30 March 2017, 4 PM, Odette Hall 323
NICHOLAS SAUL is Professor of German Literature and Intellectual History and Director, Arts & Humanities, Institute of Advanced Study, at the University of Durham. Currently Vice-President of the Internationale Novalis-Gesellschaft, he has held Fellowships at the IAS Durham and the Internationales Kolleg Morphomata, University of Cologne, also from the Alexander von Humboldt-Stiftung, the British Academy, and the Royal Irish Academy-Österreichische Akademie der Wissenschaften. His essay on Wilhelm Bölsche and Novalis was recently awarded the prize for best essay 2015-2016 in Publications of the English Goethe Society. He researches on Romanticism, Realisms, Modernisms and literary Darwinisms.
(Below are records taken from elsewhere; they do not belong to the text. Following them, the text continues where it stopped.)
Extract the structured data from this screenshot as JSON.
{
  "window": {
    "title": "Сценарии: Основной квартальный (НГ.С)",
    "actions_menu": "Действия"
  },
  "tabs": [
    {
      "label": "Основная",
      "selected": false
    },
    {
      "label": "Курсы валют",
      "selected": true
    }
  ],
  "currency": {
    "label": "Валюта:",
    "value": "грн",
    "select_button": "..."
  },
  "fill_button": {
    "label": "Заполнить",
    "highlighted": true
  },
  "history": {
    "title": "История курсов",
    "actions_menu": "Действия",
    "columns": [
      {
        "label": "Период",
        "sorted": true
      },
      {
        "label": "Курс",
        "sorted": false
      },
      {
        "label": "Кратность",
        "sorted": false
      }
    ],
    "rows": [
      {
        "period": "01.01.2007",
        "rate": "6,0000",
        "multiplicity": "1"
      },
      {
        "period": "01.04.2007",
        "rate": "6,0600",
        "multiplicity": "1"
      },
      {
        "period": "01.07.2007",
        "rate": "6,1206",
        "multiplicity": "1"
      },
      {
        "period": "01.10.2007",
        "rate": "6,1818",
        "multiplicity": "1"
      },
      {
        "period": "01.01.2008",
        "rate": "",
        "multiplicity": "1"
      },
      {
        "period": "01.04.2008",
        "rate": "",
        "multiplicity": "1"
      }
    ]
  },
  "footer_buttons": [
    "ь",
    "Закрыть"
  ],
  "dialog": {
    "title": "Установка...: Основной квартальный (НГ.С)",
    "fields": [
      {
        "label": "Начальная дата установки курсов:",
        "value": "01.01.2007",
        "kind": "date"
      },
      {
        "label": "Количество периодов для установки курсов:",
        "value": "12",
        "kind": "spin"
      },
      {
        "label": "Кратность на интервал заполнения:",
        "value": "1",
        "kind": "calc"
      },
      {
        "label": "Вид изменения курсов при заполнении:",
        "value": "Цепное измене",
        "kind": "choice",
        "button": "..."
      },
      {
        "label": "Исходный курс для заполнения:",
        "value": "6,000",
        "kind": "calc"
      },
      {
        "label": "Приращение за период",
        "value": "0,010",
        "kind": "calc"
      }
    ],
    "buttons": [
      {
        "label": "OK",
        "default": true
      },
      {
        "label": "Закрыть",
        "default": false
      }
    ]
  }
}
Recent books are Gypsies and Orientalism in German Literature and Anthropology of the Long Nineteenth Century (2007), The Cambridge Companion to German Romanticism (2009), The Evolution of Literature (2011, with Simon J. James), Realism and Romanticism in German Literature (2013, with Dirk Göttsche) and The Early History of Embodied Cognition 1740-1920 (2016, with John McCarthy et al). He is writing a monograph Interrogations of Evolutionism in German Literature 1859-2008.
This lecture is co-sponsored by the Joint Initiative in German and European Studies.